Self-Similar Bumps and Wiggles: Isolating the Evolution of the BAO Peak with Power-law Initial Conditions

TL;DR

This study uses N-body simulations with power-law initial conditions to analyze the non-linear evolution of the BAO feature in galaxy clustering, revealing how the BAO bump broadens and shifts under different conditions.

Contribution

It introduces a detailed analysis of BAO evolution using self-similar models with various power spectra, extending understanding beyond previous studies and testing analytic descriptions.

Findings

BAO bump broadens and flattens while preserving area.

No significant shift in BAO peak for n=-0.5 and -1.

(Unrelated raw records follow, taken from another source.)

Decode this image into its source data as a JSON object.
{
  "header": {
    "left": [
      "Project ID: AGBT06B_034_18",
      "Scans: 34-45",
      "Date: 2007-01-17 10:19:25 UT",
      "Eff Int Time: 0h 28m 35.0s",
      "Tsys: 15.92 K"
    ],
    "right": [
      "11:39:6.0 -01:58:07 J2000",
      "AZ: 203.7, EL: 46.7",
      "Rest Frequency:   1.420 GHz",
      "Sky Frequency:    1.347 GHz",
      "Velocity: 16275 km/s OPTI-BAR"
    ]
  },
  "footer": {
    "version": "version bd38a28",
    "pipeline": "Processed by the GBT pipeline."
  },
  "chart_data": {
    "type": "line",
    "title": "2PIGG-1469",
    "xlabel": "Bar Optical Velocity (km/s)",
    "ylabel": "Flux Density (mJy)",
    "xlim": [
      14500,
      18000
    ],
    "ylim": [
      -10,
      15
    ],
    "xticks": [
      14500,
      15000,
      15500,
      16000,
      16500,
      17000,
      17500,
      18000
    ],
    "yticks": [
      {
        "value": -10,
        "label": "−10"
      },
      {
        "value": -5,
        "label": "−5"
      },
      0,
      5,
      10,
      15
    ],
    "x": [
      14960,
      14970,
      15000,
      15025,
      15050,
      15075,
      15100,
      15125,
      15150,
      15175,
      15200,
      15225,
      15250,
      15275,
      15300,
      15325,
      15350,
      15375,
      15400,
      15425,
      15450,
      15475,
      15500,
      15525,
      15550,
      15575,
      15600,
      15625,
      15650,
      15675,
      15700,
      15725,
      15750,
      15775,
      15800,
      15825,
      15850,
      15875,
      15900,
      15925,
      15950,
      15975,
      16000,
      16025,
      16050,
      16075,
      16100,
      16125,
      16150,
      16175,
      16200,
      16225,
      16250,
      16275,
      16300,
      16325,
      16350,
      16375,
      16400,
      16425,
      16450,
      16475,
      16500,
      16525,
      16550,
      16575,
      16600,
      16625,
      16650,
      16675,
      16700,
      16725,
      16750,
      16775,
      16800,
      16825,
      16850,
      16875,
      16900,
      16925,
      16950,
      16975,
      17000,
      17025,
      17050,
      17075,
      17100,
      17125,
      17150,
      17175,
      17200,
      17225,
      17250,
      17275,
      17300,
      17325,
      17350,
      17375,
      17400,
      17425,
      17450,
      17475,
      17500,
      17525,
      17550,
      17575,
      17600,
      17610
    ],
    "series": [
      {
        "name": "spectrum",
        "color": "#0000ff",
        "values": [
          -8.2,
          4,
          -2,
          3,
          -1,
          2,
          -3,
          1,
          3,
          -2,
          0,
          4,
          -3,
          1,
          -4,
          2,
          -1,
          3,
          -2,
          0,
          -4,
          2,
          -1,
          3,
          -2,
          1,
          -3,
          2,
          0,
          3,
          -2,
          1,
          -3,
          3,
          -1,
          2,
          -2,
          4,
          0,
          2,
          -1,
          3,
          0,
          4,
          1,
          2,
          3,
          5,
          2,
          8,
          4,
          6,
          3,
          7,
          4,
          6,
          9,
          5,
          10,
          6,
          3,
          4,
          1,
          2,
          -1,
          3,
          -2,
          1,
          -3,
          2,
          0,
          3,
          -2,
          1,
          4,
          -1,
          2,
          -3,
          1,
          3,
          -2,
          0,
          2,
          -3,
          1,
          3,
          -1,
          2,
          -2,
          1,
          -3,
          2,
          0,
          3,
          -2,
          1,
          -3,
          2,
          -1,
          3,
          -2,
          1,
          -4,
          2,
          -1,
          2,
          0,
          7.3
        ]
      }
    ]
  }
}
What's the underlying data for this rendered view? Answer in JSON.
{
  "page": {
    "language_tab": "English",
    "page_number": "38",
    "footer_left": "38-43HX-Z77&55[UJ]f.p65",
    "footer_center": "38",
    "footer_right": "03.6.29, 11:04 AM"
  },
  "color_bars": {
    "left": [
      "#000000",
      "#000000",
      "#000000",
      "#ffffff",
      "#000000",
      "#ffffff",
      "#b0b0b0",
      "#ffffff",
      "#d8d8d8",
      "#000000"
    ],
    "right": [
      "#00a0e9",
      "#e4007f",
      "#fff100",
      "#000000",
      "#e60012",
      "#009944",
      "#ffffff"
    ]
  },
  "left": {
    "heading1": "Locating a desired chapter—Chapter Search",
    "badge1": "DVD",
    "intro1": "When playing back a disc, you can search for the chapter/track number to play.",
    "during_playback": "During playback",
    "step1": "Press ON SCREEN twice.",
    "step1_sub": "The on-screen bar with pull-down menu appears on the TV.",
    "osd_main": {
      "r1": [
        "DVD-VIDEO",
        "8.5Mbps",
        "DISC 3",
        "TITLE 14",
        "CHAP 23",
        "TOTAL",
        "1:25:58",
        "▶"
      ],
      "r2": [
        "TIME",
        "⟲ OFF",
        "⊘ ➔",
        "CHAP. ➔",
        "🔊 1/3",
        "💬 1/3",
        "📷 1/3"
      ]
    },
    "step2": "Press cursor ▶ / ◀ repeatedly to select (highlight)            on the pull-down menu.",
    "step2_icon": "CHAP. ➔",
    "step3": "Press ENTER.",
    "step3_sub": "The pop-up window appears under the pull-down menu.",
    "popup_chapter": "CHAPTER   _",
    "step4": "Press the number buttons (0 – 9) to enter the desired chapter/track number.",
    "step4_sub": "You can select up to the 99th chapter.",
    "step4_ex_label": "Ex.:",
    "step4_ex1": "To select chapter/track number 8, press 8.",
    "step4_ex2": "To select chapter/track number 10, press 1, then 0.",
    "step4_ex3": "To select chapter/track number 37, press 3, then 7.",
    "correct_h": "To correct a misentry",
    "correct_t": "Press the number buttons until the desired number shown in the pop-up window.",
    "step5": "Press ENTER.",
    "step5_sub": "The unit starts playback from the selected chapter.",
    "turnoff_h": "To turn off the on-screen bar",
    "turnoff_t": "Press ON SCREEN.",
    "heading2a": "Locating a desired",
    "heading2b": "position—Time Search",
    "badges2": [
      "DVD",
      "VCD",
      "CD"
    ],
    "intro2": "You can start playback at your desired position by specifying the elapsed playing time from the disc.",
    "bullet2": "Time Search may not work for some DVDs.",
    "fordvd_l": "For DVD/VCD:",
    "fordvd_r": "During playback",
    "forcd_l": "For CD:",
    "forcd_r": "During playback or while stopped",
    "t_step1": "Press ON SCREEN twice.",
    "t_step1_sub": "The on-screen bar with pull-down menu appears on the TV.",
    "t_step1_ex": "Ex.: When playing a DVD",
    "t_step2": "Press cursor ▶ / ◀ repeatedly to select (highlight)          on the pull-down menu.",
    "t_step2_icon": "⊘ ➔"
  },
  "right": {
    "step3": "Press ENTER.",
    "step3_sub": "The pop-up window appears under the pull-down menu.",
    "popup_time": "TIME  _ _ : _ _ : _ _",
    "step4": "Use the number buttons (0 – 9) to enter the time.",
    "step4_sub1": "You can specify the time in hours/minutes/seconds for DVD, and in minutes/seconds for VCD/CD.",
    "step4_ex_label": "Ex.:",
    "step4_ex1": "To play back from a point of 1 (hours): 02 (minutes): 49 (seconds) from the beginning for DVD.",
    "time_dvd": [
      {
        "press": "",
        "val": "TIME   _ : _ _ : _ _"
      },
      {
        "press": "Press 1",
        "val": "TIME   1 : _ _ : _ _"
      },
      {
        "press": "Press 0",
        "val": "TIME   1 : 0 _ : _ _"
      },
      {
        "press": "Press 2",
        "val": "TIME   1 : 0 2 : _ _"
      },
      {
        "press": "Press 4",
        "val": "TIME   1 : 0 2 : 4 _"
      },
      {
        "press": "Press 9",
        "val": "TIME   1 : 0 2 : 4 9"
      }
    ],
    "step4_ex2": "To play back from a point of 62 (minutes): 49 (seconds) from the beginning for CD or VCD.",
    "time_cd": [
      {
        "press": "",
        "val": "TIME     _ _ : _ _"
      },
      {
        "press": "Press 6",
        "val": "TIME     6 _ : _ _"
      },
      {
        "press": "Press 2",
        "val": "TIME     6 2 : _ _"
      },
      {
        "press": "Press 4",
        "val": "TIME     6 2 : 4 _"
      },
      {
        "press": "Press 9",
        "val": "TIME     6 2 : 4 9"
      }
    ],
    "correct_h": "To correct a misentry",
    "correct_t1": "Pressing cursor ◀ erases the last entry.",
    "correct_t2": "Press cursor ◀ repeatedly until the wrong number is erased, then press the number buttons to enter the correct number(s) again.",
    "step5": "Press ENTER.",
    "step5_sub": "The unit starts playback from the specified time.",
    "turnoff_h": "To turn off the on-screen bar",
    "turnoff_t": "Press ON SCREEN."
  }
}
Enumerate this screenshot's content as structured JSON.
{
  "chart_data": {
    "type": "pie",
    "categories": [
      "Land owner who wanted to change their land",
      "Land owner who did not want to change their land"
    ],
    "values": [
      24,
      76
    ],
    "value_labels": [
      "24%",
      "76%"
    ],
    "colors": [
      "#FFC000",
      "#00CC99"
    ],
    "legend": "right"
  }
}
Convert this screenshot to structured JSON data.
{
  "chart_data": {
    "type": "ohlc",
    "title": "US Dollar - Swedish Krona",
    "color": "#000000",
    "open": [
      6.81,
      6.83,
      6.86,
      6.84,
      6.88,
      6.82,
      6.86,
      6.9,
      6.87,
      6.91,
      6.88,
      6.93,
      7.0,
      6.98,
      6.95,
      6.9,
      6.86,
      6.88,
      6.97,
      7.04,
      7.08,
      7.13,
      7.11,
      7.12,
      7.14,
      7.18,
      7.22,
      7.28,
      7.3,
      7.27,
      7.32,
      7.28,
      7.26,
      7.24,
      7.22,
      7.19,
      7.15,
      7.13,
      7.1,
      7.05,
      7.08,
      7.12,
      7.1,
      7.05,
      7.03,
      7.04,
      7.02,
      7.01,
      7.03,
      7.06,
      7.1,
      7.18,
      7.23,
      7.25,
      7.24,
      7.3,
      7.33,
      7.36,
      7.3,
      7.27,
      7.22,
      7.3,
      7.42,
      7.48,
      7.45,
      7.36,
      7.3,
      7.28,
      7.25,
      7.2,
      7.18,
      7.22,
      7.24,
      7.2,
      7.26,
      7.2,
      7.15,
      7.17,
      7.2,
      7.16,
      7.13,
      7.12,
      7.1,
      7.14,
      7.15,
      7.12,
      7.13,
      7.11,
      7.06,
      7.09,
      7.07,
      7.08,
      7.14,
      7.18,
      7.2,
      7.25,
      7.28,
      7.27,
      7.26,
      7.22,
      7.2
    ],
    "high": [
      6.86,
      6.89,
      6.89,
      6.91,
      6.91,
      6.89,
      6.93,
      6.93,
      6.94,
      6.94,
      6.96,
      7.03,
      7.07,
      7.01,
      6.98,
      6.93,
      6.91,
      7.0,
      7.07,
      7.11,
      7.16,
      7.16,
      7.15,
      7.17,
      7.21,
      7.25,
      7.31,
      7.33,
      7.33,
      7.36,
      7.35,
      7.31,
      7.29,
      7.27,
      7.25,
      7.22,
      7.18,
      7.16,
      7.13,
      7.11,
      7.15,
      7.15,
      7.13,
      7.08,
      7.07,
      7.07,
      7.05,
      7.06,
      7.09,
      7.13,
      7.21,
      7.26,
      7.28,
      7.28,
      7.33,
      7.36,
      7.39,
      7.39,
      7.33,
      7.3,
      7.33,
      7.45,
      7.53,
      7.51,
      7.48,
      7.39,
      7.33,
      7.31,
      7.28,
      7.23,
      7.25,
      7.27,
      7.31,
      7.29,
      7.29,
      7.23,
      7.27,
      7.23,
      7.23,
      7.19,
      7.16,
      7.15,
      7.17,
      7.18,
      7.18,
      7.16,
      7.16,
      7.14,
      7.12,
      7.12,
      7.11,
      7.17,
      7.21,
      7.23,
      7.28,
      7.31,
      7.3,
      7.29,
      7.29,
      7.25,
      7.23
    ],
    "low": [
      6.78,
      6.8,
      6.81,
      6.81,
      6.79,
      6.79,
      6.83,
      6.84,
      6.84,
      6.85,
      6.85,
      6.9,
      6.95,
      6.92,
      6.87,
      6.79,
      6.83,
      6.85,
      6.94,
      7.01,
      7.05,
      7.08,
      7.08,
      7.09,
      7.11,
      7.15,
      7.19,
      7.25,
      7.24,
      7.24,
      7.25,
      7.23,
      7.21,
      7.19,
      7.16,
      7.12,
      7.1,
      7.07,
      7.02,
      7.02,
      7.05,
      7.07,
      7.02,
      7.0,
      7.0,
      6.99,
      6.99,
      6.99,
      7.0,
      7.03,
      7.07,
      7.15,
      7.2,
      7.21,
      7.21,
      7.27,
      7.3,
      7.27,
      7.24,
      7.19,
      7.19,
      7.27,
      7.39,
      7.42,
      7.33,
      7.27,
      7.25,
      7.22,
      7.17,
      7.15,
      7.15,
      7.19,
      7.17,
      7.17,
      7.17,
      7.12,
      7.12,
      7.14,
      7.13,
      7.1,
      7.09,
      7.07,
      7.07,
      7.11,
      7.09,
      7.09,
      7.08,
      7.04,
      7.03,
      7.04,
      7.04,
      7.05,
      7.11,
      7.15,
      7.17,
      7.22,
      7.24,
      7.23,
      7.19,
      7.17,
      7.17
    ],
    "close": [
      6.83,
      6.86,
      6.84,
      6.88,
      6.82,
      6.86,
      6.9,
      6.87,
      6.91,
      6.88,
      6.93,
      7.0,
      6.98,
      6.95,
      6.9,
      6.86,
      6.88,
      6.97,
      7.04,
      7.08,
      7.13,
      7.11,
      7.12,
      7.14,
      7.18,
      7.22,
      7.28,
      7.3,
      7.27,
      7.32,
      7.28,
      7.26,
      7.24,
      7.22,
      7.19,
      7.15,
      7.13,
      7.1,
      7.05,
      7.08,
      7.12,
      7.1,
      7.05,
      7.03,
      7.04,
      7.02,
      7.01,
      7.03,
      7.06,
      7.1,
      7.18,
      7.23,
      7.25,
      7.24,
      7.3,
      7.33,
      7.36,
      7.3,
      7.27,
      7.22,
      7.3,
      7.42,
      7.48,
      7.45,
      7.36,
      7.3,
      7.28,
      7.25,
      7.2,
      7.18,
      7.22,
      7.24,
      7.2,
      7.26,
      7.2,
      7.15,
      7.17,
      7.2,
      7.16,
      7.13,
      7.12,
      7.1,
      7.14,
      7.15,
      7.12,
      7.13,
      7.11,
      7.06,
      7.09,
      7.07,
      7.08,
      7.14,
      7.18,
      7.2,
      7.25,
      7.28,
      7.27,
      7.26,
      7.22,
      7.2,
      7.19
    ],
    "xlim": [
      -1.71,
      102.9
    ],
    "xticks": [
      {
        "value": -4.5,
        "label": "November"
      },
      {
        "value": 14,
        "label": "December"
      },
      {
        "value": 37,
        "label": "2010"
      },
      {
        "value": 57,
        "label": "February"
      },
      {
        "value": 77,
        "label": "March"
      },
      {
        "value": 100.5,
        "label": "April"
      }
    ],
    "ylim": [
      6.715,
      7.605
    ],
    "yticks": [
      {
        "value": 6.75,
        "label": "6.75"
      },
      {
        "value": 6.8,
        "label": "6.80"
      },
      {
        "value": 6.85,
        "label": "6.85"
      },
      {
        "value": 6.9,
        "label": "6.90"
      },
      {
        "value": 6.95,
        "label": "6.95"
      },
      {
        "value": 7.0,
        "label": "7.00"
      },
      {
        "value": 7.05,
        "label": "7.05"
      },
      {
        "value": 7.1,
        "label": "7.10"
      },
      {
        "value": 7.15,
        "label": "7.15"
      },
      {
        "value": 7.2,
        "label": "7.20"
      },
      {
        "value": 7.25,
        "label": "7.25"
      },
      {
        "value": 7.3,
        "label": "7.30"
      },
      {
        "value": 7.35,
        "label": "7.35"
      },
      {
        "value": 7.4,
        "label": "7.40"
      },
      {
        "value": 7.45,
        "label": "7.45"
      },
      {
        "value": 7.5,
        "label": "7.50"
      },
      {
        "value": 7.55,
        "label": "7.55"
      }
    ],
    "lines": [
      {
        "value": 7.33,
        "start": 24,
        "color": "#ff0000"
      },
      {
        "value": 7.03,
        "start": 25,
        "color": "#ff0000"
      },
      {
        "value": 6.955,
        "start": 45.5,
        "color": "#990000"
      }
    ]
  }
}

Peak shifts to smaller scales for n=-1.5, following a specific relation.

Abstract

Motivated by cosmological surveys that demand accurate theoretical modeling of the baryon acoustic oscillation (BAO) feature in galaxy clustering, we analyze N-body simulations in which a BAO-like gaussian bump modulates the linear theory correlation function \xi_L(r)=(r_0/r)^{n+3} of an underlying self-similar model with initial power spectrum P(k)=A k^n. These simulations test physical and analytic descriptions of BAO evolution far beyond the range of most studies, since we consider a range of underlying power spectra (n=-0.5, -1, -1.5) and evolve simulations to large effective correlation amplitudes (equivalent to \sigma_8=4-12 for r_bao = 100 Mpc/h). In all cases, non-linear evolution flattens and broadens the BAO bump in \xi(r) while approximately preserving its area. This evolution resembles a "diffusion" process in which the bump width \sigma_bao is the quadrature sum of the linear theory width and a length proportional to the rms relative displacement \Sigma_pair(r_bao}) of particle pairs separated by r_bao. For n=-0.5 and n=-1, we find no detectable shift of the location of the BAO peak, but the peak in the n=-1.5 model shifts steadily to smaller scales, following r_peak}/r_bao = 1-1.08(r_0/r_bao)^{1.5}. The "SimpleRG" perturbation theory scheme and, to a lesser extent, standard 1-loop perturbation theory are fairly successful at explaining the non-linear evolution of the fourier power spectrum of our models. Analytic models also explain why the \xi(r) peak shifts much more for n=-1.5 than for n >= -1, though no ab initio model we have examined reproduces all of our numerical results. Simulations with L_box = 10 r_bao} and L_box = 20 r_bao yield consistent results for \xi(r) at the BAO scale, provided one corrects for the integral constraint imposed by the uniform density box.